The FDA has approved the RU-486 drug Mifeprex for abortions up to ten weeks’ gestation. But Aid Access’s substitution of an unapproved abortion drug, the agency underscored, “poses significant health risks to U.S. consumers” because the overseas drug is not subject to the special “black box warning” that cautions women of the abortion drug’s “risk of serious or even life-threatening adverse effects, including serious and sometimes fatal infections and prolonged heavy bleeding.”
Nor, unlike Mifreprex, is Aid Access’s drug subject to the Risk Evaluation and Mitigation Strategy program, which seeks to mitigate the risk of serious complications by requiring provider certification for prescribing and dispensing Mifeprex and informing patients about Mifeprex’s serious risks. For this reason, the agency added, “Mifeprex is not sold through retail pharmacies or over the internet.”
The FDA also may have considered Aid Access’s apparently lackadaisical approach to the very real threat of a dangerous ectopic pregnancy, which affects one or two in a hundred pregnancies.
“You can make sure that your pregnancy is inside the womb by having an ultrasound,” Aid Access’s website suggests. “If you use Mifepristone and Misoprostol to end a pregnancy and you do not do an ultrasound first, there is always a chance that you could have an undetected ectopic pregnancy.”
But Aid Access doesn’t require an ultrasound before the abortion, as the standard of medical care dictates. The FDA accordingly warned Aid Access that since its overseas drug is “intended for a condition that is not amenable to self-diagnosis and treatment by a layperson, adequate directions cannot be written such that a layperson can use the product safely for its intended use.”
And in spite of Aid Access’s recognition that no woman should have a drug-induced abortion unless she is within 60 minutes of an emergency facility, the group has no procedures in place to ensure that its customers are within that range of access to emergency care for the approximately one in ten cases that require surgical completion of an abortion begun by drugs.
The FDA requires provider certification to ensure the prescriber has the ability to assess the gestational age of the pregnancy and diagnose ectopic pregnancies, and provide for surgical intervention in cases of incomplete abortion or severe bleeding — all risks that Aid Access seems to shrug off.

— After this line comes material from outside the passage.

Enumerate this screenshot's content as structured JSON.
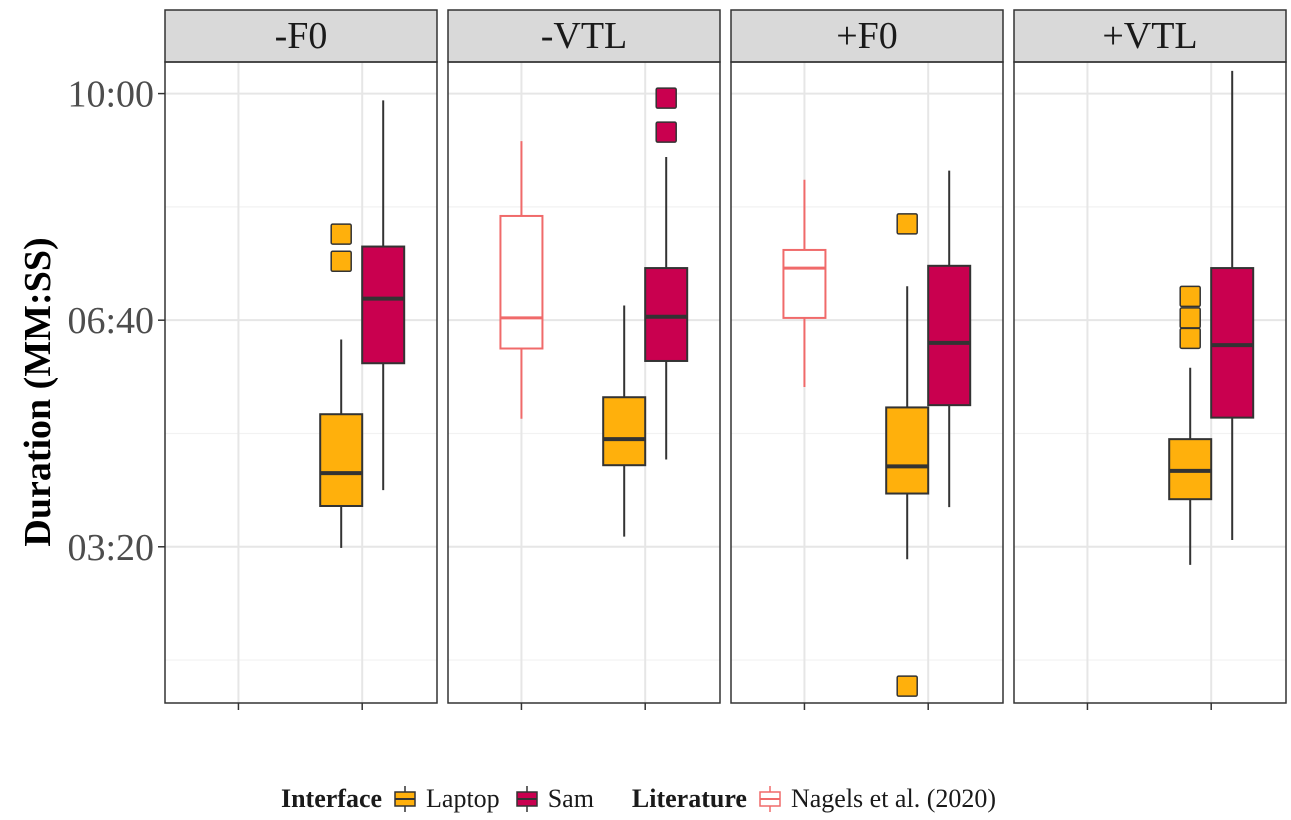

The career bureaucrats at the FDA expanded the use of RU-486 at the abortion industry’s behest just two years ago, so they’re certainly not catering to pro-life advocates here. In fact, the FDA’s website cautions women, “You should not buy Mifeprex over the Internet because you will bypass important safeguards designed to protect your health (and the health of others).” The agency’s warning letter concludes by threatening “regulatory action, including seizure or injunction, without further notice.”
Given that, one might expect Aid Access to reconsider its position, if not its entire raison d’être. The FDA has given Aid Access 15 days to respond, but don’t hold your breath. Pro-abortion activist groups such as Aid Access are rarely dissuaded from their extreme, dangerous positions by facts, even those documenting a real threat.
Continued bluster, misinformation, and probable litigation are to be expected, all at a risk to women’s lives. Let’s hope the FDA makes good on its threat soon and moves to shut down Aid Access’s reckless advocacy. Congress, also, should move quickly to exercise appropriate oversight and ensure that the FDA and the Postal Service do their jobs to protect Americans from shoddy oversees drug suppliers.